O pacotinho e a defesa dos rendimentos do trabalho
Daniel Carapau e José Ricardo
Dez anos após a troika e o governo PSD/CDS, e em plena maioria do PS, vemos a inflação, em vez da austeridade, a provocar a maior queda de salários reais das últimas décadas. Neste texto iremos abordar os efeitos da inflação no campo do trabalho e as inadequadas políticas que o Governo tem vindo a adotar, preferindo dissimuladamente impor uma narrativa falsa de que tudo está bem assim.
Quem mais perde com os efeitos da inflação, segundo Vicente Ferreira, são “a grande maioria dos trabalhadores e pensionistas, cujos rendimentos não aumentaram na mesma proporção do nível geral de preços”. Assim, estando apresentado o programa do Governo “Famílias Primeiro”, podemos concluir que o essencial para o Governo continua a ser a narrativa das “contas certas”, a instalação de uma austeridade disfarçada e o lançamento de um debate envenenado quanto à sustentabilidade da Segurança Social.
As oito medidas apresentadas pelo Governo foram feitas com muito tempo de atraso em relação à maioria dos parceiros europeus. Com este atraso, a fatura da inflação tem sido paga pelos trabalhadores e pensionistas, que este ano já vão perder um mês de salário. Este conjunto de medidas é tardio e curto em comparação com outros países europeus, e esconde um corte de mil milhões de euros no sistema de pensões a partir de 2024.
Ao não tomar as medidas que podiam de facto compensar a inflação, como aumentos intercalares do salário mínimo nacional, dos salários da função pública e das pensões, o Governo está a assegurar que existirá em 2022 uma perda de poder de compra para quem trabalha equivalente a um salário, enquanto os pensionistas perderão cerca de meia pensão este ano e outra meia em 2023, ao que acresce o corte permanente a partir de 2024.

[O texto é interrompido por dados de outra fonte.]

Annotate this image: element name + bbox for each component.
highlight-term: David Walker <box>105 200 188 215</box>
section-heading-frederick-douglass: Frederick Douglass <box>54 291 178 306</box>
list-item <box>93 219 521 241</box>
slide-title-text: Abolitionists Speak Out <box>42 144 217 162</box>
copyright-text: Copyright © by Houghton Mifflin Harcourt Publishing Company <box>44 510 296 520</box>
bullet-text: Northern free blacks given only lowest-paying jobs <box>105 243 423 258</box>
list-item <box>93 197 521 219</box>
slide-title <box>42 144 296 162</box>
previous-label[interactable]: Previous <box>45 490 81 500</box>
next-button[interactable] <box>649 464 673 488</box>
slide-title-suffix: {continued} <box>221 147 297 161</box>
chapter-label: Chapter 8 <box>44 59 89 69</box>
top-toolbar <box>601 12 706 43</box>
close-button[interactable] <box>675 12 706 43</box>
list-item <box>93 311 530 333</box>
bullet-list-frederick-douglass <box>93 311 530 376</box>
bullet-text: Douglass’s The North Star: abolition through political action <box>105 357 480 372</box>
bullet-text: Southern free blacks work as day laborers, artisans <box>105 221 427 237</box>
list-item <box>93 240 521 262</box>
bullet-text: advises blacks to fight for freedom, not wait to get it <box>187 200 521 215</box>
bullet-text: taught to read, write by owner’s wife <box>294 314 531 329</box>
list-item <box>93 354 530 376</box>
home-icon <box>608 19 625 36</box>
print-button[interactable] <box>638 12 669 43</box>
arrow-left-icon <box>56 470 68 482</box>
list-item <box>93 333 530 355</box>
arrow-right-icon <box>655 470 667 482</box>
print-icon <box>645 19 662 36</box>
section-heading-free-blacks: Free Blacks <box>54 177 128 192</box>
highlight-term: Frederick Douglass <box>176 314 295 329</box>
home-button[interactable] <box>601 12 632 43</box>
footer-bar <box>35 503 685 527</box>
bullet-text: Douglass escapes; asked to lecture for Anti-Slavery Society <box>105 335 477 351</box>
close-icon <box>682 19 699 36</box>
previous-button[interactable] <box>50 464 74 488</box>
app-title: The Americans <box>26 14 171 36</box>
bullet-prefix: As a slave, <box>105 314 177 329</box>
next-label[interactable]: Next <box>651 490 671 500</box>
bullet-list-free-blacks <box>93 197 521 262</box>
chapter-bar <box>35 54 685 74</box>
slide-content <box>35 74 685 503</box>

A maioria absoluta fez o PS abandonar a recuperação, ainda que parcial, de rendimentos – que nunca incluiu a revisão das normas laborais impostas pela troika – e abraçar o empobrecimento de quem trabalha. Com uma possível recessão ao virar da esquina, tudo se conjuga para que à sua chegada voltaremos a assistir ao crescimento do desemprego e muitas famílias a braços com a impossibilidade de pagar as despesas básicas, incluindo a renda da casa ou o empréstimo para habitação (com juros sempre a subir durante 2023). Isto num contexto socioeconómico em que 22,4% da população se encontra em situação de risco de pobreza ou de exclusão social.
Enquanto permite a queda livre dos salários reais, António Costa acena aos trabalhadores com duas iniciativas: a “agenda do trabalho digno” (ATD) e um “acordo (na Concertação Social) para a competitividade e rendimentos”. Quanto à primeira, a “agenda” não mexe no essencial do desequilíbrio de forças entre patrões e trabalhadores que as leis laborais devem corrigir. Pelo contrário, mantém na lei o essencial das normas que permitem a generalização da precariedade e estende a desregulação do trabalho, que já existe no caso do transporte individual, às restantes gigantes das plataformas digitais. Isto depois de, na versão inicial da ATD, em 2021, ainda num contexto minoritário, o Governo ter proposto mecanismos para a celebração de contratos de trabalho diretamente com as plataformas.
No que toca ao Acordo na Concertação Social, que Costa garante vir a ser a força motriz para o aumento do peso dos salários no PIB, quem acredita que os patrões se irão comprometer a subir salários acima da inflação enquanto o Governo pretende fazer o oposto em relação à função pública? Quando a inflação afeta os preços de tudo menos do trabalho, não deveria o Governo aumentar os salários reais dos funcionários do Estado, pressionando assim o setor privado a acompanhar esse aumento? Costa diz que não. Mantém apenas o aumento de 2% e deixa assim a negociação com o patronato encaminhada para promessas de benefícios fiscais, que não garantem a subida dos salários. Uma das prendas aos patrões foi já pré-anunciada pelo Ministro da Economia: um corte “transversal” no IRC, ou seja, redução de impostos para todas as empresas.
Se a palavra dada fosse mesmo palavra honrada, o primeiro-ministro já teria tomado medidas que verdadeiramente compensassem os efeitos da inflação.. Pelo contrário, o Governo pretende mexer nas leis laborais para deixar tudo na mesma, prometendo dignidade sem perspetiva nenhuma de a garantir. Assume também que irá cortar (ou deixar que se diluam) salários e pensões reais durante pelo menos 2 anos consecutivos. Cabe à esquerda política e ao mundo organizado do trabalho combater a atual maioria em nome dos rendimentos de quem trabalha e de quem mais está desprotegido perante esta nova crise.